Le Sportnographe

Canadien doit rappeler son choix au repêchage

Alors voilà, on regarde tout cela à la TV d’un objectif objectif — ben oui, celui de la caméra, et il est neutre — et on ne tarde pas à arriver à la conclusion générale définitive : Carey Price est un joueur fini.

Faisez face à la dure réalité, partisans de Canadien : ses meilleures semaines sont derrière lui. Des dizaines et des dizaines de minutes devant la cage ont achevé d’user son mental. Il n’est plus en feu sacré. Ce trou au-dessus de son épaule gauche, il est comme celui dans la couche d’eau jaune, jaune comme les anciennes pads de Marc-André Fleury : les attaquants du Philadelphie ne voient que lui, ils visent dedans, et ça commence toujours 2-0 le Philadelphie. Et Canadien n’est pas équipé pour jouer du hockey de rattrapage.

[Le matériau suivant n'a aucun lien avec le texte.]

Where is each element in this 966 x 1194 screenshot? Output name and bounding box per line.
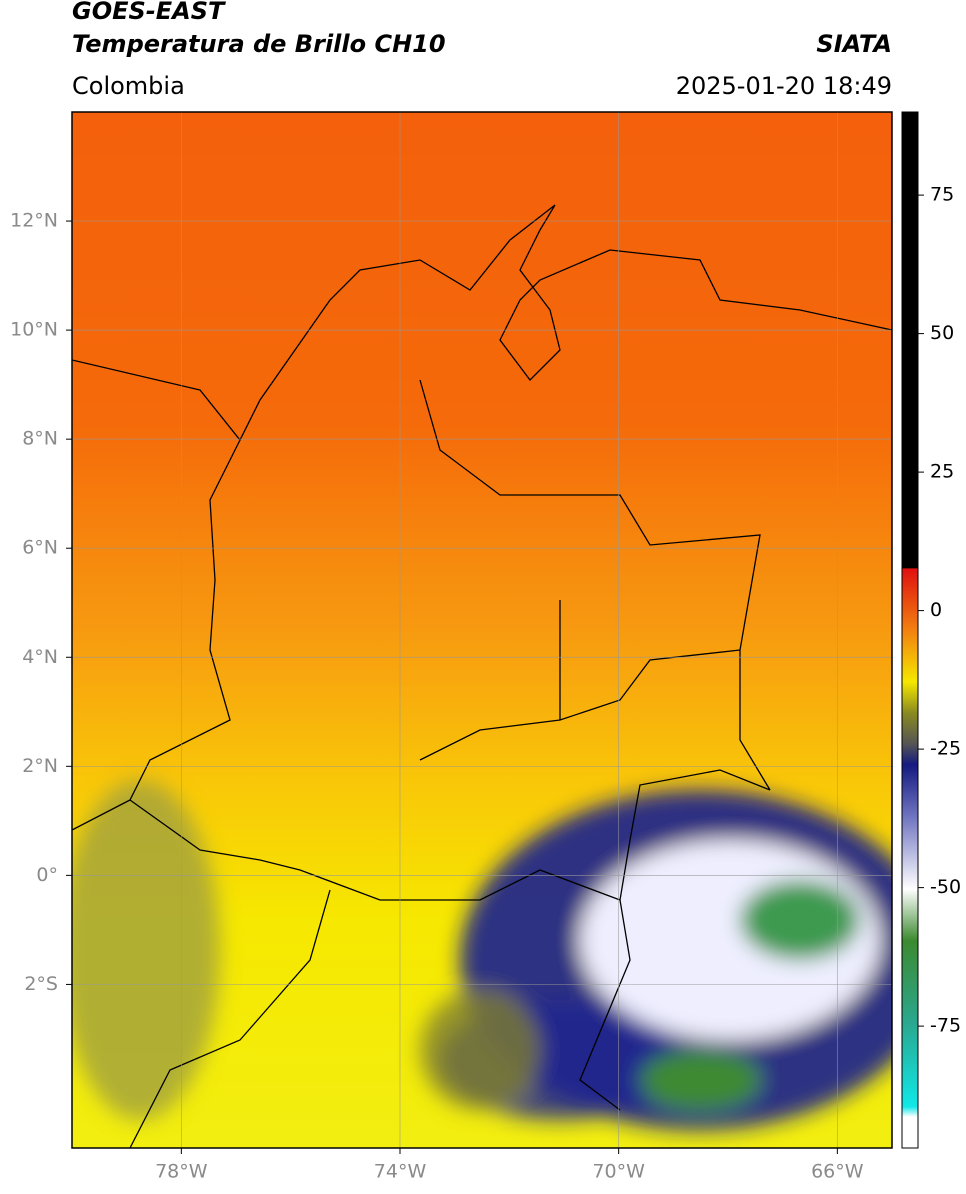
grid <box>72 112 892 1148</box>
colorbar-label: -50 <box>930 876 961 898</box>
map-frame <box>71 111 893 1149</box>
colorbar-label: -25 <box>930 738 961 760</box>
lon-label: 78°W <box>155 1161 208 1183</box>
map-image <box>72 112 892 1148</box>
lon-label: 70°W <box>592 1161 645 1183</box>
colorbar-label: 75 <box>930 184 954 206</box>
lat-label: 6°N <box>22 537 58 559</box>
colorbar-label: 25 <box>930 461 954 483</box>
lat-label: 12°N <box>10 210 58 232</box>
colorbar-label: 0 <box>930 599 942 621</box>
lon-label: 74°W <box>374 1161 427 1183</box>
colorbar-label: 50 <box>930 322 954 344</box>
borders <box>72 204 892 1148</box>
satellite-title: GOES-EAST <box>72 0 226 25</box>
lon-label: 66°W <box>811 1161 864 1183</box>
product-title: Temperatura de Brillo CH10 <box>72 30 446 58</box>
colorbar-label: -75 <box>930 1015 961 1037</box>
colorbar <box>901 111 919 1149</box>
source: SIATA <box>816 30 892 58</box>
lat-label: 2°N <box>22 755 58 777</box>
lat-label: 2°S <box>24 973 58 995</box>
lat-label: 0° <box>36 864 58 886</box>
lat-label: 4°N <box>22 646 58 668</box>
datetime: 2025-01-20 18:49 <box>676 72 892 100</box>
lat-label: 10°N <box>10 319 58 341</box>
lat-label: 8°N <box>22 428 58 450</box>
region: Colombia <box>72 72 185 100</box>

En plus, Carey Price n’a pas compté pendant le 5 contre 3 lundi soir, et il n’a pas effectué un seul arrêt de toutes les deux punitions simultanées.

Ce constat fait, quelle solution pour Canadien ? Certainement pas Halak : au contraire de Price, il manque d’expérience. Non, il faudrait Cristobal. D’abord parce que si Cristobal n’avait pas été échangé pour laisser toute la place à Carey Price, Carey Price n’aurait pas été si fatigué. Carey Price n’aurait peut-être pas été devant la cage durant le présent détail, et les attaquants du Philadelphie n’auraient pas pu profiter du trou ; ils n’auraient même pas été au courant. Aussi parce que si Cristobal n’avait pas été transactionné comme une vieille chaussette, il n’aurait pas perdu la première série pour Washington, ce qui fait que le Philadelphie aurait été éliminé et que Canadien aurait affronté le New York Rangers à place.

Or où en sont-ils, le New York Rangers, je vous le demande comme ça au passage ? Exact : à 0-2. Imaginez un peu, avec Cristobal, Canadien mènerait 2-0 après trois joutes. Le New York Rangers devrait affronter quatre matchs de suite avec pas de lendemain.

Mais il est trop tard : Cristobal est parti. Pour toujours. Canadien doit donc assumer son geste et envoyer dans la mêlée ce qu’il a obtenu en retour, un choix de deuxième tour au repêchage amateur universel de 2009, qui je le précise sera l’année du centenaire de Canadien.

Ce choix de deuxième tour est tout indiqué pour faire souffler le vent de l’autre bord de celui où il vente actuellement. Il est jeune, plein de vie, et il brille actuellement quelque part dans le junior majeur, dans un collège américain ou en Europe. Il trépigne à l’idée de faire ses preuves. Et le rival adverse ne le connaît pas ; le temps que le Philadelphie s’ajuste, Canadien sera déjà rendu au Pittsburgh.

Avant que la situation ne devienne désespérée, il faut bouger, et habiller le deuxième choix. S’il ne le fait pas, que Canadien vienne pas brailler après.